My co-worker just got back from Houston, TX (the dirtiest city in the US!) At the same time Daniel sent me this list; it seem appropriate. You know you’re livin’ in Texas if…
- You measure distance in minutes.
- You’ve ever had to switch from “heat” to “A/C” in the same day.
- Stores don’t have shopping carts; they have buggies.
- Stores don’t have bags; they have sacks.
- You see a car running in the parking lot at the store with no one in it no matter what time of the year.
- You use “fix” as a verb.

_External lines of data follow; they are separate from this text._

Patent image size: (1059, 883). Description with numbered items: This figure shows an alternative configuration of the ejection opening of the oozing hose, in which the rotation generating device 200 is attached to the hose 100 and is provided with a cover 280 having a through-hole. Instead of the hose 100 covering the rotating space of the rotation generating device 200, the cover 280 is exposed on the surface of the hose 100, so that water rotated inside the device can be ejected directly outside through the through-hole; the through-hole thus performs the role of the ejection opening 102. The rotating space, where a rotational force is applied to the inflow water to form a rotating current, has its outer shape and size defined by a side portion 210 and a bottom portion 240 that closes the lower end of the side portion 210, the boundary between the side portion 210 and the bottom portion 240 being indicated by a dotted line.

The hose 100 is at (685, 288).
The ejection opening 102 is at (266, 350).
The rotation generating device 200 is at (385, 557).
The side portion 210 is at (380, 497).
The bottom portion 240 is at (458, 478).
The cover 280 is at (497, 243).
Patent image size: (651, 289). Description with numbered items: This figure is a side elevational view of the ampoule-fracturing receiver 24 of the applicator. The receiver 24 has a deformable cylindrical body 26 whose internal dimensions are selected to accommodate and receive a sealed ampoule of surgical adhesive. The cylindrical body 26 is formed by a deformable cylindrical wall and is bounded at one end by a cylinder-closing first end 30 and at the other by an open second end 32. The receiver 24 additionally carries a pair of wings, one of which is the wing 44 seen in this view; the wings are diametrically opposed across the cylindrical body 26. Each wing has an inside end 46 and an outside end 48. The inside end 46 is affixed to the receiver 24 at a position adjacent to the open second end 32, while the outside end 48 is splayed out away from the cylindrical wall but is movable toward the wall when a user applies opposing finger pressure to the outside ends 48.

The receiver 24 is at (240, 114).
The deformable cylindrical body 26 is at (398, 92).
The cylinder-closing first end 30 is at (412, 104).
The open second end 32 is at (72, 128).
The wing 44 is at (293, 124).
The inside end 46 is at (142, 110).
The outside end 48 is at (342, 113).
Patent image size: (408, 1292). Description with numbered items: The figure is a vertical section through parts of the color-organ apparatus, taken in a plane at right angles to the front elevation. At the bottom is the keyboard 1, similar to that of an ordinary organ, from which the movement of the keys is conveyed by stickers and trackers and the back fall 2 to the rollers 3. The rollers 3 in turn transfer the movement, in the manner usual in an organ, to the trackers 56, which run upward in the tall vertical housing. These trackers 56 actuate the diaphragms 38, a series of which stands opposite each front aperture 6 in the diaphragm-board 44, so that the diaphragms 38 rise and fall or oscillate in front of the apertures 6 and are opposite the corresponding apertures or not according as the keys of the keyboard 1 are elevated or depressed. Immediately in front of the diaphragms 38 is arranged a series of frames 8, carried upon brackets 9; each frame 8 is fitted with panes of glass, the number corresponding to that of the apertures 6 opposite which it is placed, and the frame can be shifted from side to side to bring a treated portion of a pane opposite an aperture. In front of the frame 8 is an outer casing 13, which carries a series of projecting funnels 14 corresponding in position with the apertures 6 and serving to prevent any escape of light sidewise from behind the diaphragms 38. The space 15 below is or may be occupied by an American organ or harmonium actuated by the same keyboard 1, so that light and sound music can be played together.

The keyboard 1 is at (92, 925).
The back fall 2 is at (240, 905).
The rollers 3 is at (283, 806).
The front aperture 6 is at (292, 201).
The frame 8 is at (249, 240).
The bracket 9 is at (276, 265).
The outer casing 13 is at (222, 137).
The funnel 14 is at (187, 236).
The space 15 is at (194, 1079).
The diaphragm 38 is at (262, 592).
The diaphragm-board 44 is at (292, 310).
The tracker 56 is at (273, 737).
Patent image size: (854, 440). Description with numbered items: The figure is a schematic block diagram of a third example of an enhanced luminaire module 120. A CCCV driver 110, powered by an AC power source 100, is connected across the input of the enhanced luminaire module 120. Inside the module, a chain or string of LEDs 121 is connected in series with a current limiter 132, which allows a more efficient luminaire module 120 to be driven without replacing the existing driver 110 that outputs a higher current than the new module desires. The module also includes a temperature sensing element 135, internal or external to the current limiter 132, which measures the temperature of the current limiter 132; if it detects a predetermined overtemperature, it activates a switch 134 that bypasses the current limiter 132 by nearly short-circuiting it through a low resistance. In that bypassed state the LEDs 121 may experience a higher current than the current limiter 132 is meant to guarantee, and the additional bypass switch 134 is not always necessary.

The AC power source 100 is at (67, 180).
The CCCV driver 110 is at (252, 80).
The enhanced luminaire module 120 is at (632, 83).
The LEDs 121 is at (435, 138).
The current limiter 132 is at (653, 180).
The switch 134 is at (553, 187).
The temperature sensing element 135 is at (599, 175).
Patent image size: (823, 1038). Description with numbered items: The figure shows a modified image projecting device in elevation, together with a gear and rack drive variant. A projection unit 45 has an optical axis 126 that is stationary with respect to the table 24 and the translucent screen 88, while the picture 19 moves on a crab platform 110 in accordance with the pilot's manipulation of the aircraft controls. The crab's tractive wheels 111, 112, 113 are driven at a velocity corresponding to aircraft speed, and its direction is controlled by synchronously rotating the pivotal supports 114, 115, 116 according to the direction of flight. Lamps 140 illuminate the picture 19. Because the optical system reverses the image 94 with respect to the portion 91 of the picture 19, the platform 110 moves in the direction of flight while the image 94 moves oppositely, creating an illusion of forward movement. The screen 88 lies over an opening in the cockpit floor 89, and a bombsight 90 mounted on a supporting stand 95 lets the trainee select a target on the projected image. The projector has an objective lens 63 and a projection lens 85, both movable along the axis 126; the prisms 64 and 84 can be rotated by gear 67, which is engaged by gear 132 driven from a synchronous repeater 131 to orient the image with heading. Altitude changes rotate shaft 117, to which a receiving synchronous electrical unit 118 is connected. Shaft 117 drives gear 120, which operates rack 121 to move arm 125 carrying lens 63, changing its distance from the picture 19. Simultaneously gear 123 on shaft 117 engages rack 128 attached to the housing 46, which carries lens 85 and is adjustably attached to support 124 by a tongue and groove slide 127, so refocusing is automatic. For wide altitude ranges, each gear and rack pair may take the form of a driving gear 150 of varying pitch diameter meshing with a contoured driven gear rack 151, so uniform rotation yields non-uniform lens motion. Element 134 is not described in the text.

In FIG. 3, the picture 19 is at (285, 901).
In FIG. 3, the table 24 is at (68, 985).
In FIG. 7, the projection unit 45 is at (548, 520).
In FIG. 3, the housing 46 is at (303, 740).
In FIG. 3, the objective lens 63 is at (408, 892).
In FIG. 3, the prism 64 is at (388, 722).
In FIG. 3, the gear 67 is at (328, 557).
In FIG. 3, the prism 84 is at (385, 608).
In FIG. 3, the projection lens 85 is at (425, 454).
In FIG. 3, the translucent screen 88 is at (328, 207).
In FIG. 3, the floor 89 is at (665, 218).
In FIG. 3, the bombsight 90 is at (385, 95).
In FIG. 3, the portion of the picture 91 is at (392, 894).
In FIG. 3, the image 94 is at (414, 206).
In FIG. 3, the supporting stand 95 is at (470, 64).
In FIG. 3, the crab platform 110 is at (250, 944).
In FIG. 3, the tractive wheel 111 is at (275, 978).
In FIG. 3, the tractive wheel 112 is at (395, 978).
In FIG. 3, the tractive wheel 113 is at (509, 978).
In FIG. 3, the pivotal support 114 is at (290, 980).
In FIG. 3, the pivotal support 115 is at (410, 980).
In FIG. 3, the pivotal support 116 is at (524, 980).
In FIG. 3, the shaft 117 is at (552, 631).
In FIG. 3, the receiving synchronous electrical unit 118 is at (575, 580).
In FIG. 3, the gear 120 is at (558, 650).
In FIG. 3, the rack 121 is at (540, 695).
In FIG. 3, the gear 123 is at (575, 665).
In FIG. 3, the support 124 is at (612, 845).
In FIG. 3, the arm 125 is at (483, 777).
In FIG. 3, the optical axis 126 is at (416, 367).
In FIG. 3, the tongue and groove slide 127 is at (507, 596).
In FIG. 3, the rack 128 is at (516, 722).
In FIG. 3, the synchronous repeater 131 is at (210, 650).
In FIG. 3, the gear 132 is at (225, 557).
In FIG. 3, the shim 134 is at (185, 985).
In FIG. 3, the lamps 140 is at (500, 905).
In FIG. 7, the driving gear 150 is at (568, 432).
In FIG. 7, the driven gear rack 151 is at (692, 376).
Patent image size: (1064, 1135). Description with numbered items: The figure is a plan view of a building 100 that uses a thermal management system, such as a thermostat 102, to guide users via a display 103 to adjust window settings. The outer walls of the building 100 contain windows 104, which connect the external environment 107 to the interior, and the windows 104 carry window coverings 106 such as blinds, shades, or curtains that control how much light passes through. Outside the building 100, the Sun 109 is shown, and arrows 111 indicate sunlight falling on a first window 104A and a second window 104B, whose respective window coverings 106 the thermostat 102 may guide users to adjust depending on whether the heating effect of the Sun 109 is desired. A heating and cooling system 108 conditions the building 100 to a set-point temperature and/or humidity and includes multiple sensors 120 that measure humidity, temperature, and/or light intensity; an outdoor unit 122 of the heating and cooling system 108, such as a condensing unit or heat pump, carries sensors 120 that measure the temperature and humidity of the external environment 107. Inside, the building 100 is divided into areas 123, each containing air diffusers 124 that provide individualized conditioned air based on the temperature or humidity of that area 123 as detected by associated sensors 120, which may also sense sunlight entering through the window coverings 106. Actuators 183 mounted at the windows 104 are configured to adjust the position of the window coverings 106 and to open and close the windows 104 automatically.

Example: I am fixing to go to the store.
- All the festivals across the state are named after a fruit, vegetable, grain, or animal.
- You install security lights on your house and garage and leave both unlocked.
- You carry jumper cables in your car… for your own car.
- You know what “cow tipping” and “snipe-hunting” are.
- You only own four spices: salt, pepper, ketchup, and Tabasco.
- You think everyone from a bigger city has an accent.
- You think sexy lingerie is a tee shirt and boxer shorts.
- The local papers covers national and international news on one page but requires 6 pages for sports.
- You think that the first day of deer season is a national holiday.
- You know which leaves make good toilet paper.
- You find 90 degrees F “a little warm.”
- You know all four seasons: Almost Summer, Summer, Still Summer, and Christmas.
- You know whether another Texan is from southern, middle, or northern Texas as soon as they open their mouth.
- There is a Dairy Queen in every town with a population of 1000 or more.
- Going to Wal-Mart is a favorite past time known as “goin’ wal-martin” or off to “Wally World.”
- You describe the first cool snap (below 70 degrees) as good chili weather.
- A carbonated soft drink isn’t a soda, cola or pop… it’s a Coke, regardless of brand or flavor.
- (…and in honor of Mike) You believe that the fastest way to get through traffic is to stop in the middle of the intersection during the red light.